И в центре всеобщего внимания - Мамаша Биде, генерал Кабине, маршал д'Эзанс {Cabinet d'Aisance (фр.) - уборная.}, как именовал его командир дивизии, с холодной беспощадностью добивающийся не справедливости к себе, а мести за свою военную репутацию, он - командующий группой - двадцать пять лет назад принес под сияние африканского солнца не любовь к войне (она проявится потом) и даже не простую естественную жажду славы и чинов, а невозмутимую, самоотверженную озабоченность функционированием слизистого отверстия под его армейскими бриджами, которая сопровождала (и даже ускоряла) его продвижение от командира роты до командования эскадроном, полком, бригадой, дивизией, корпусом, армией и группой армий, становясь с увеличением количества звезд и расширением сферы применения военных талантов все более неуязвимой для насмешек, но уже не самоотверженной, - невысокий, здоровый, располневший человек, похожий на зеленщика, с радостью ушедшего на покой в пятьдесят, а потом, десять лет спустя, не очень охотно надевшего для маскарада плохо сидящий солдатский мундир без единой награды и даже без знаков различия; однако под настоящей фамилией он вот уже пятнадцать лет был авторитетом для кабинетных военачальников по части обучения войск и четыре года - примером для строевых командиров как руководитель их боевых действий.

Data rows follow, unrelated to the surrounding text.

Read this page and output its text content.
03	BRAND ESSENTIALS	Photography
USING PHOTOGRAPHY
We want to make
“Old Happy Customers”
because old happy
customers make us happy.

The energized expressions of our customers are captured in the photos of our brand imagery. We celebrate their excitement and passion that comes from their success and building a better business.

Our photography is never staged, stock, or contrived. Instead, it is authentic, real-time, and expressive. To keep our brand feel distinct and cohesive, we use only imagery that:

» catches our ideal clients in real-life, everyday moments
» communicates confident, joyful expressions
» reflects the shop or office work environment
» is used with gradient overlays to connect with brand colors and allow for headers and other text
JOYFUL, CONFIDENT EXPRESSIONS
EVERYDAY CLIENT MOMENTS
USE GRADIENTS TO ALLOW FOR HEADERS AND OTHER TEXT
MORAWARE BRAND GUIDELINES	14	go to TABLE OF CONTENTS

   Он не пригласил командира дивизии сесть, когда сели командир корпуса и командующий армией; насколько командир дивизии мог судить, командующий даже не замечал его, сосредоточась на долгом перечислении полков и дивизий не только по расположению на фронте, но и по их репутации, районам формирования, фамилиям офицеров и их репутации; командующий армией говорил быстро и кратко, без тревоги или воодушевления, голос его был просто бойким, четким, бесстрастным. И, глядя на командующего - в сущности, он глядел не на него, а просто в его сторону, - вдруг осознав, что не только не помнит, когда последний раз заглядывал в глаза начальству, но и не видит необходимости заглядывать, - командир дивизии решил, что командующий не слушает, хотя он, должно быть, слушал - спокойно, любезно и рассеянно; и вдруг командир дивизии понял, что командующий смотрит на него уже несколько секунд. Потом и остальные заметили это; командующий армией умолк, потом сказал:
   - Это Граньон. Командир той дивизии.
   - А, да, - сказал командующий. И обратился к командиру дивизии тем же добродушным и ровным тоном: "Большое спасибо. Можете вернуться к своим солдатам", потом снова повернулся к командующему армией: - Да?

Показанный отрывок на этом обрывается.